今日インターネットで日経新聞のニュースを見ていたら、目を疑うような記事が出ていた。引用してみたい。 政府は特別公的管理(一時国有化)に入った日本長期信用銀行の貸出資産のうち、回収に注意を要する第2分類債権(灰色債権)について、長銀がメーンバンク(主取引銀行)でない場合、メーンバンクなど他の取引銀行に肩代わり融資を要請する。日本開発銀行など政府系金融機関にも協力を求める。代替による融資の継続で借り手に配慮しながら、長銀本体の灰色債権を減らし、資産内容を健全化するのが狙い。政府は民間銀の同意を促すため、公的資金を活用し、肩代わりした債権が焦げ付いた時に出る損失を穴埋めする仕組みも検討する。 わずかに10日あまりで、国会議員の若手実務者・政策通が知恵を絞って考え出したという自慢の金融再生法案に基づくスキームの限界が露呈したといえよう。まあ政治家の考えることなんてこの程度のことであると言ってしまえばそれまでなのだが。しかし、金融再生法案は日本の金融システムが復活できるか否かがかかる極めて重要なものだったはずである。それが、この有り様だ。
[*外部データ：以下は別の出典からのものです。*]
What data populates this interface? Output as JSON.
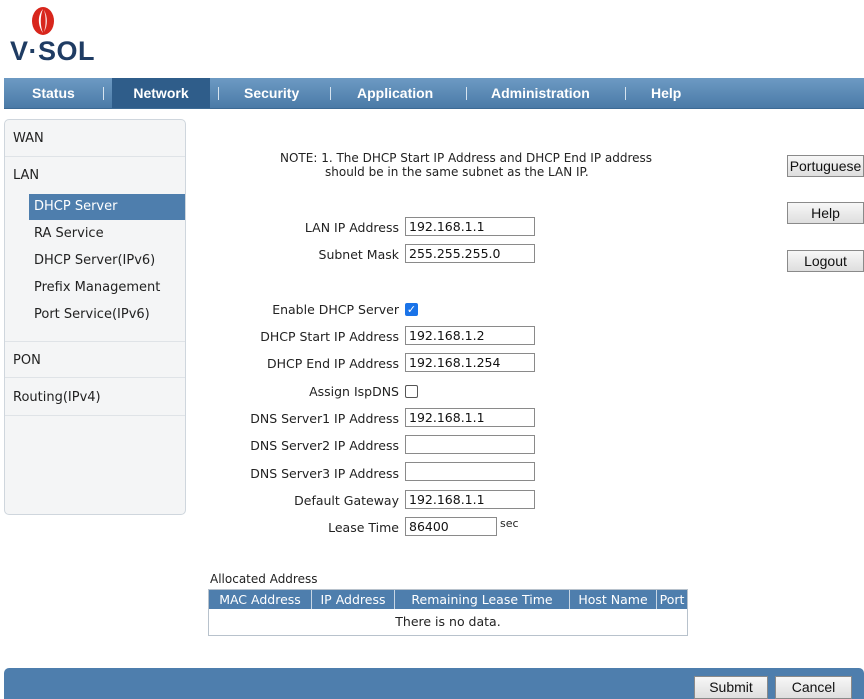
{
  "brand": {
    "logo_text": "V·SOL",
    "logo_color": "#1f3c63",
    "mark_color": "#d8261c"
  },
  "nav": {
    "items": [
      {
        "label": "Status",
        "active": false
      },
      {
        "label": "Network",
        "active": true
      },
      {
        "label": "Security",
        "active": false
      },
      {
        "label": "Application",
        "active": false
      },
      {
        "label": "Administration",
        "active": false
      },
      {
        "label": "Help",
        "active": false
      }
    ]
  },
  "sidebar": {
    "wan": "WAN",
    "lan": "LAN",
    "lan_items": [
      "DHCP Server",
      "RA Service",
      "DHCP Server(IPv6)",
      "Prefix Management",
      "Port Service(IPv6)"
    ],
    "active_item": "DHCP Server",
    "pon": "PON",
    "routing": "Routing(IPv4)"
  },
  "note": {
    "line1": "NOTE: 1. The DHCP Start IP Address and DHCP End IP address",
    "line2": "should be in the same subnet as the LAN IP."
  },
  "form": {
    "lan_ip_label": "LAN IP Address",
    "lan_ip_value": "192.168.1.1",
    "subnet_label": "Subnet Mask",
    "subnet_value": "255.255.255.0",
    "enable_dhcp_label": "Enable DHCP Server",
    "enable_dhcp_checked": true,
    "start_ip_label": "DHCP Start IP Address",
    "start_ip_value": "192.168.1.2",
    "end_ip_label": "DHCP End IP Address",
    "end_ip_value": "192.168.1.254",
    "assign_ispdns_label": "Assign IspDNS",
    "assign_ispdns_checked": false,
    "dns1_label": "DNS Server1 IP Address",
    "dns1_value": "192.168.1.1",
    "dns2_label": "DNS Server2 IP Address",
    "dns2_value": "",
    "dns3_label": "DNS Server3 IP Address",
    "dns3_value": "",
    "gateway_label": "Default Gateway",
    "gateway_value": "192.168.1.1",
    "lease_label": "Lease Time",
    "lease_value": "86400",
    "lease_unit": "sec"
  },
  "side_buttons": {
    "portuguese": "Portuguese",
    "help": "Help",
    "logout": "Logout"
  },
  "allocated": {
    "title": "Allocated Address",
    "columns": [
      "MAC Address",
      "IP Address",
      "Remaining Lease Time",
      "Host Name",
      "Port"
    ],
    "empty_text": "There is no data."
  },
  "footer": {
    "submit": "Submit",
    "cancel": "Cancel"
  },
  "colors": {
    "nav_bg": "#4a7aa7",
    "active_bg": "#2f5d8a",
    "accent": "#4e7ead"
  }
}
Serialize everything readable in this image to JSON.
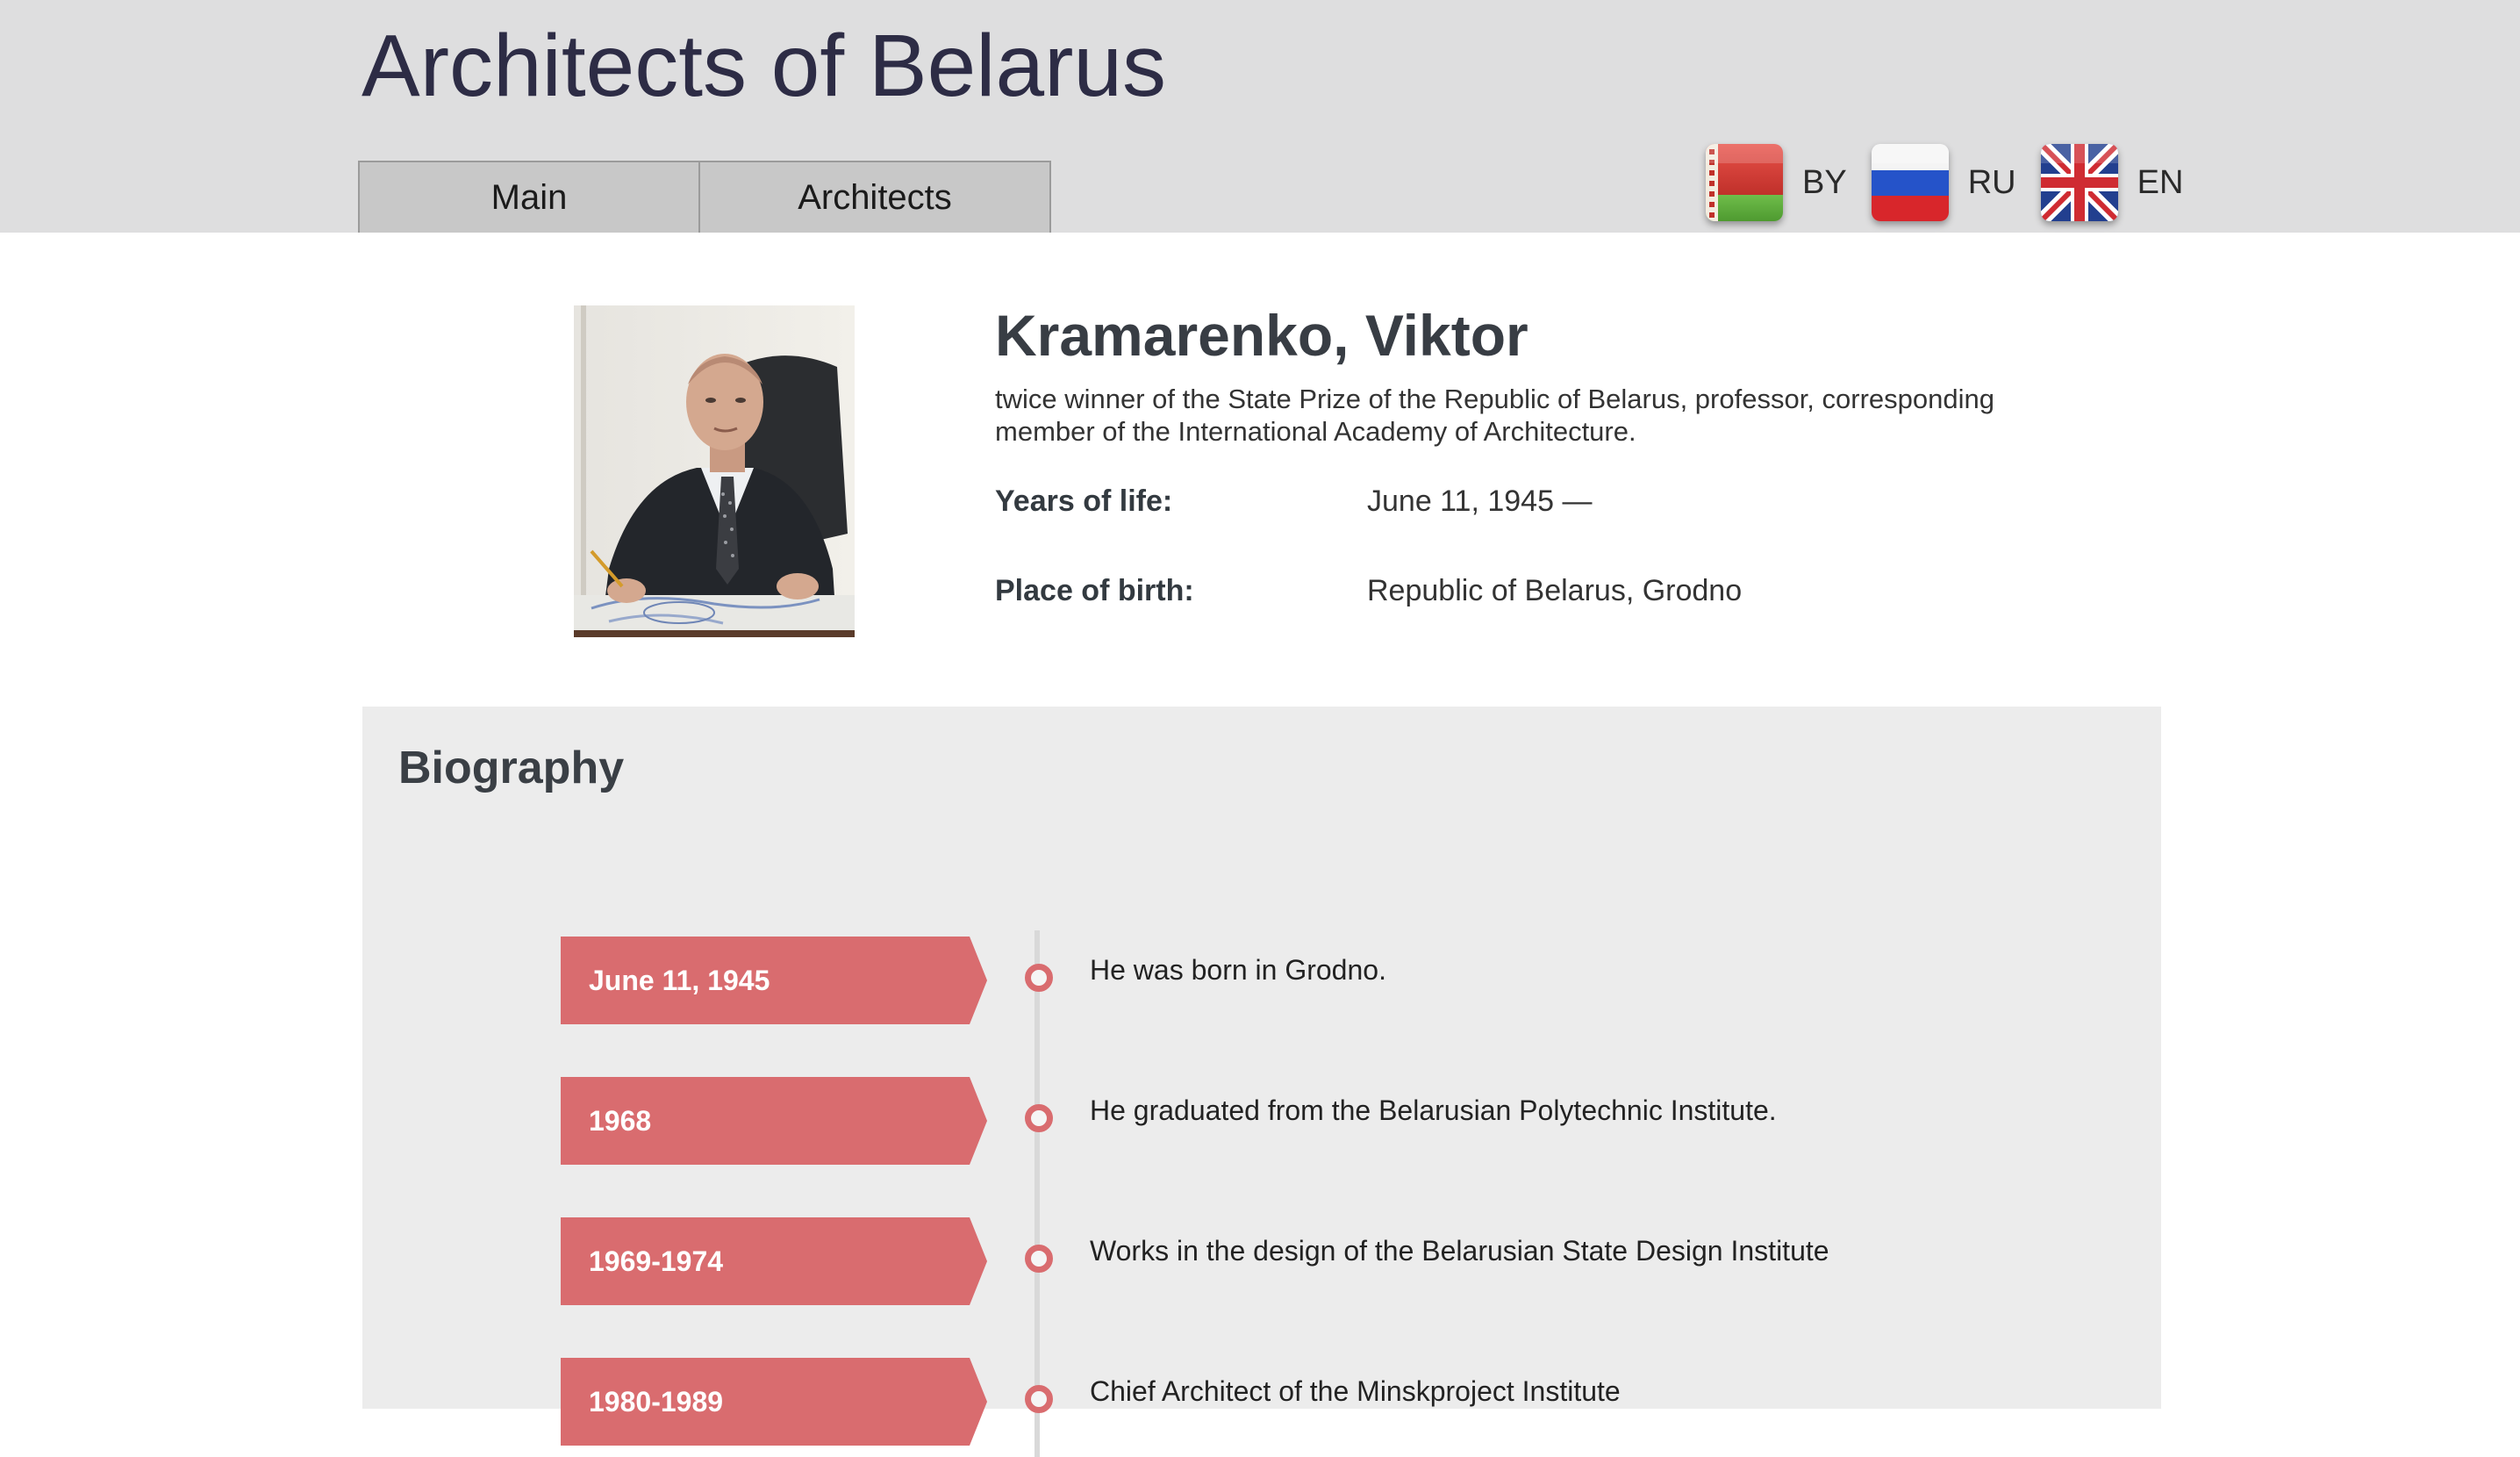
{
  "site": {
    "title": "Architects of Belarus"
  },
  "nav": {
    "tabs": [
      {
        "label": "Main"
      },
      {
        "label": "Architects"
      }
    ]
  },
  "languages": [
    {
      "code": "BY",
      "flag_icon": "belarus-flag-icon"
    },
    {
      "code": "RU",
      "flag_icon": "russia-flag-icon"
    },
    {
      "code": "EN",
      "flag_icon": "uk-flag-icon"
    }
  ],
  "profile": {
    "name": "Kramarenko, Viktor",
    "subtitle": "twice winner of the State Prize of the Republic of Belarus, professor, corresponding member of the International Academy of Architecture.",
    "fields": [
      {
        "label": "Years of life:",
        "value": "June 11, 1945 —"
      },
      {
        "label": "Place of birth:",
        "value": "Republic of Belarus, Grodno"
      }
    ]
  },
  "biography": {
    "title": "Biography",
    "events": [
      {
        "date": "June 11, 1945",
        "text": "He was born in Grodno."
      },
      {
        "date": "1968",
        "text": "He graduated from the Belarusian Polytechnic Institute."
      },
      {
        "date": "1969-1974",
        "text": "Works in the design of the Belarusian State Design Institute"
      },
      {
        "date": "1980-1989",
        "text": "Chief Architect of the Minskproject Institute"
      }
    ]
  },
  "colors": {
    "header_bg": "#dededf",
    "accent": "#d96c6f",
    "bio_bg": "#ececec",
    "title_text": "#2d2c45"
  }
}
片方で大手行に不良債権処理を直ちに進めろ、灰色債権には引当をして、財務の健全性を取り戻し金融システムの不安を払底しろと命令しておきながら、その裏側で「長銀の灰色債権はメインバンクが引き取れ」である。政策の整合性もあったものではない。奉加帳をまわす護送船団方式の金融政策には決別したのではないのか?これでは大手行はまるで社会の敵まがいの叩かれ方をして、さらに回収に注意を要する債権まで押し付けられて、踏んだり蹴ったりだ。政治の無責任ここに極まれりと銀行は声をあげて抗議するべきであろう。

もちろん、灰色債権の貸出先への与信が細り、信用収縮が加速し、景気の悪化を防ぐことが目的であるのはわかる。しかしそんなことは金融再生法案を議論する前からわかっていた話である。貸出資産を白と黒にきっちり区分けして、白はそのまま、黒は回収なんてわけることが実務上不可能であることは北海道拓殖銀行の破綻以来大問題になっていたことなのだ。

そういった点に対する真剣な議論と実務的な詰め無しに、単なる政治のメンツで決まってしまった金融再生法の行く末が心配でならない。それと同時に、声高に建前論を主張し、自民党を押し切った野党もその責任をはっきりとした形で負うべきだと私は考える。